Не голос давно, возбужденно говорившей Эммы, а плавающий, неизвестно с чем резонирующий аккорд вывел меня из задумчивости. Казалось, в воздухе витала короткая, сама собой натянувшаяся струна и кто-то невидимый быстро и сильно водил по ней чувствительным смычком, и звук метался по всем октавам... И еще это было похоже на песню и плач, на удивительно плавно меняющийся звукоряд изгибаемой пилы. На фоне этого непрерывного звучания более или менее ритмично тренькала какая-то прозрачная звуковая капель...
Вся фигура Эммы подернулась легким оранжевым флером.
- ...поэтому вы, Герман Петрович, - обрушивала она свои сердитые слова на главного инженера, - так и считаете. А по-моему, потому-то ничего странного и нет в том, что именно наш лучший колориметрист-тонировщик и заболел таким ужасным дальтонизмом... поэтому с ним и случилось такое заболевание, потому что он очень чувствителен к цвету, работает... он работал с ним. Вот вы, Герман Петрович, непосредственно с цветом не работаете, так с вами... у вас никакого дальтонизма такого ужасного не будет... не произойдет, потому что для вас цвет не имеет решающего значения... А вот у Кости Дымкина...
То ли из-за волнения она сбивчиво говорила, то ли из-за этого плавающего звука до меня долетали не все ее слова - не знаю почему, но речь Эммы показалась мне странно прерывистой. А тут вдруг я совсем перестал ее слышать.
Я выпрямился на стуле. Эмма двигала губами, открывала рот - что-то говорила мне, что-то спрашивала, но я ее не слышал. В то время как шум в зале - негромкие слова, шепот, как кто-то двинул по полу стулом, шелест бумаги - я слышал хорошо.

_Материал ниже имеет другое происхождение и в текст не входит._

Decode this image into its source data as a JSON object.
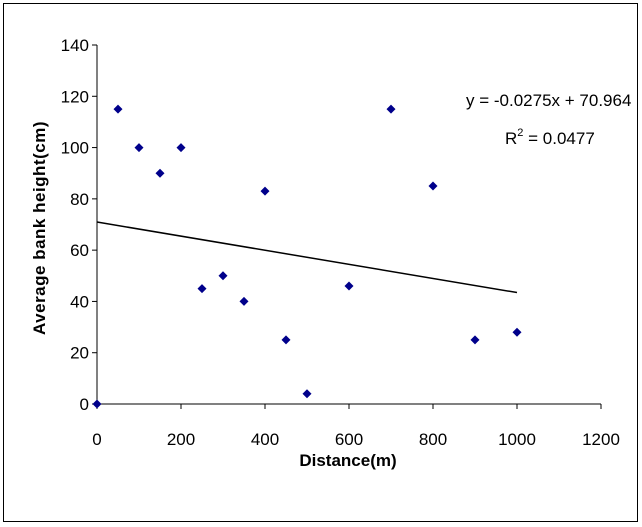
{
  "chart_data": {
    "type": "scatter",
    "xlabel": "Distance(m)",
    "ylabel": "Average bank height(cm)",
    "xlim": [
      0,
      1200
    ],
    "ylim": [
      0,
      140
    ],
    "x_ticks": [
      0,
      200,
      400,
      600,
      800,
      1000,
      1200
    ],
    "y_ticks": [
      0,
      20,
      40,
      60,
      80,
      100,
      120,
      140
    ],
    "x_tick_labels": [
      "0",
      "200",
      "400",
      "600",
      "800",
      "1000",
      "1200"
    ],
    "y_tick_labels": [
      "0",
      "20",
      "40",
      "60",
      "80",
      "100",
      "120",
      "140"
    ],
    "grid": false,
    "legend": "none",
    "marker": "diamond",
    "marker_color": "#00008B",
    "points": [
      {
        "x": 0,
        "y": 0
      },
      {
        "x": 50,
        "y": 115
      },
      {
        "x": 100,
        "y": 100
      },
      {
        "x": 150,
        "y": 90
      },
      {
        "x": 200,
        "y": 100
      },
      {
        "x": 250,
        "y": 45
      },
      {
        "x": 300,
        "y": 50
      },
      {
        "x": 350,
        "y": 40
      },
      {
        "x": 400,
        "y": 83
      },
      {
        "x": 450,
        "y": 25
      },
      {
        "x": 500,
        "y": 4
      },
      {
        "x": 600,
        "y": 46
      },
      {
        "x": 700,
        "y": 115
      },
      {
        "x": 800,
        "y": 85
      },
      {
        "x": 900,
        "y": 25
      },
      {
        "x": 1000,
        "y": 28
      }
    ],
    "trendline": {
      "type": "linear",
      "slope": -0.0275,
      "intercept": 70.964,
      "x_range": [
        0,
        1000
      ],
      "color": "#000000"
    },
    "annotations": {
      "equation": "y = -0.0275x + 70.964",
      "r_squared_prefix": "R",
      "r_squared_sup": "2",
      "r_squared_suffix": " = 0.0477"
    }
  }
}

Невидимая, как бы сама по себе в воздухе натянутая струна неистовствовала и плакала. Я еще ничего толком не понимал. А на фоне этого струнного плача, может быть, в такт моим собственным сердечным ударам, часто позванивала прозрачная капель. И вместе с этой капелью в нос мне ударил непереносимый запах искромсанной свежей картофельной ботвы - запах, какой бывает после сильного града.
Я зажал нос пальцами и стал дышать ртом, но запах все равно ощущал.
Один за другим все присутствующие повернулись ко мне.
Павел Иванович, наш директор, встал и спросил меня:
- Дымкин, что с вами? Кровь из носу пошла? Врача, может, вызвать?..
- Да нет! Что вы, - улыбнувшись, громко, по-моему, даже слишком громко сказал я. - Просто я ее не слышу!..
- Эмму Луконину? А меня слышишь?
- Конечно, слышу! Всех слышу и все слышу. И какая-то струна еще словно плачет и капельки дзинькают, - улыбнувшись, полушутливо сказал я.
Многие зашушукались, с внимательными, серьезными лицами поворачивались в мою сторону, сдержанно кивали друг другу.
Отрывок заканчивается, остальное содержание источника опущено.